Progress report African region 21 - 1. The Context
With the arrival of newer, more aggressive COVID-19 variants during the first quarter of 2021, African countries battled multiple, complex humanitarian crises, the shutdown of health programmes and clinical services, pandemic fatigue, an exhausted workforce, and the economic fallout. Combined, these factors tipped the Region into a third wave of the virus, with numerous cases of alerts, resurgence, and situations of concern. This third wave had followed a three-month period of calm, during the first quarter of the year, when stringent public health measures applied over an extended period had seemingly buffered Africa’s historically fragile health systems.
Imbued with improved testing and tracing capacities, along with fewer COVID-19 patients, countries slowly began to reintroduce health programmes and services and routine immunization, which had been paralysed at the peak of the pandemic. The declining numbers also gave communities a false sense of security. For this reason, and under pressure to resume economic activity, many countries suspended the enforcement of public health measures that are key to curbing the spread of the virus, such as face mask wearing, hand washing, cross-border movement controls, social-physical distancing, and symptom-related triage and referral. Similarly of concern, the required mass vaccination roll-out remained low in most African countries, as compared to other parts of the world, even as new COVID-19 variants emerged.

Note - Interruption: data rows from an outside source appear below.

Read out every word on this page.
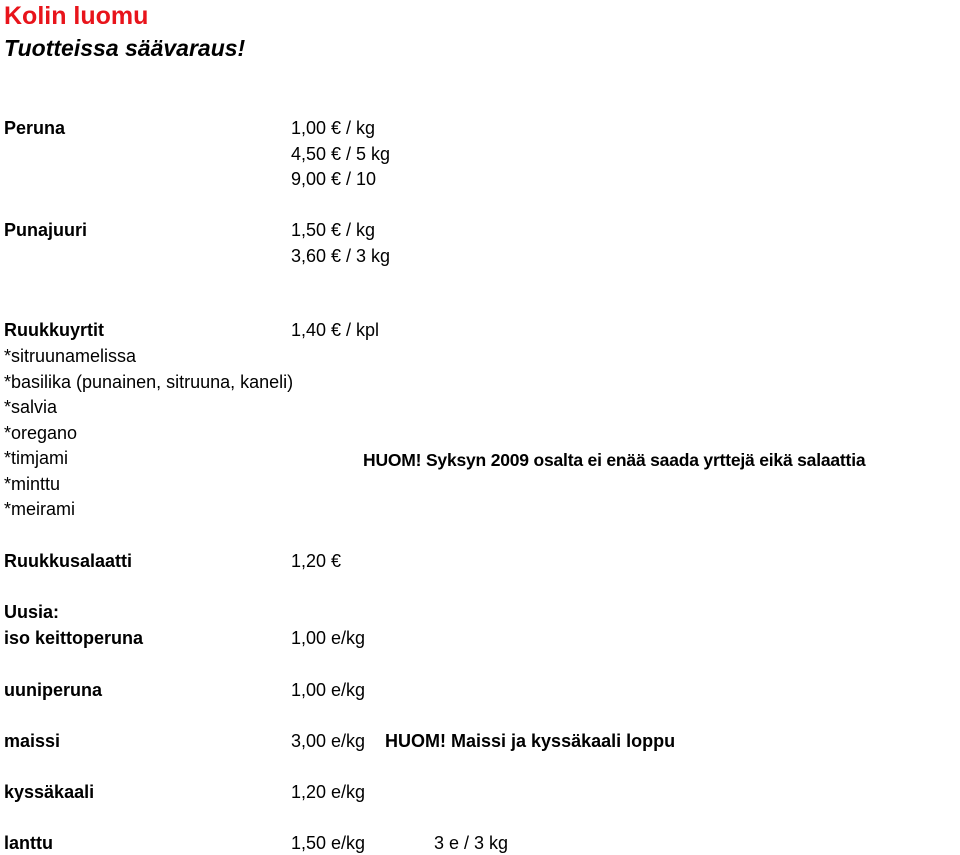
Kolin luomu
Tuotteissa säävaraus!
Peruna	1,00 € / kg
4,50 € / 5 kg
9,00 € / 10
Punajuuri	1,50 € / kg
3,60 € / 3 kg
Ruukkuyrtit	1,40 € / kpl
*sitruunamelissa
*basilika (punainen, sitruuna, kaneli)
*salvia
*oregano
*timjami
*minttu
*meirami
HUOM! Syksyn 2009 osalta ei enää saada yrttejä eikä salaattia
Ruukkusalaatti	1,20 €
Uusia:
iso keittoperuna	1,00 e/kg
uuniperuna	1,00 e/kg
maissi	3,00 e/kg HUOM! Maissi ja kyssäkaali loppu
kyssäkaali	1,20 e/kg
lanttu	1,50 e/kg	3 e / 3 kg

In this scenario, the WHO African Region’s response entered the second year of the pandemic with a considerable body of knowledge, lessons learnt, and applied research accumulated during and from the first year of the crisis. These served to further backstop its ‘whole of organization’ approach as a regional advisor and convenor, pursuant to its global health security mandate. Cognizant of the implications of the COVID-19 virus for health systems already at breaking point, WHO-AFR continued to broker Africa’s expanded ability to undertake real-time polymerase chain reaction testing (PCR), and genomic diagnostics. Its emergency response team worked directly with Member States and partners at the regional and country level to improve contact tracing and surveillance, boost oxygen supplies, and train medical personnel for comprehensive case management.
On the vaccine front, alarmed at the rate which new COVID-19 variants triggered new levels of infection, and mindful of buffering Africa from a chronic cycle of virus resurgence, the WHO-AFR team strongly advocated for and secured the promise of more predictable and timely vaccine distribution. Although this distribution was only beginning to materialize by the end of July, our team worked with the 47 Member States in the Region to adopt flexible, adaptive vaccination roll-out plans, considering stacked logistics, vaccine storage and distribution channels. Applied under the auspices of the Access to COVID-19 Tools Accelerator (ACT-A), these plans were based on our 70-year experience and creativity in regional routine vaccination campaigns. No less important, the team launched an important public information strategy to combat the continued epidemic-like proportions of false and misleading information on the pandemic.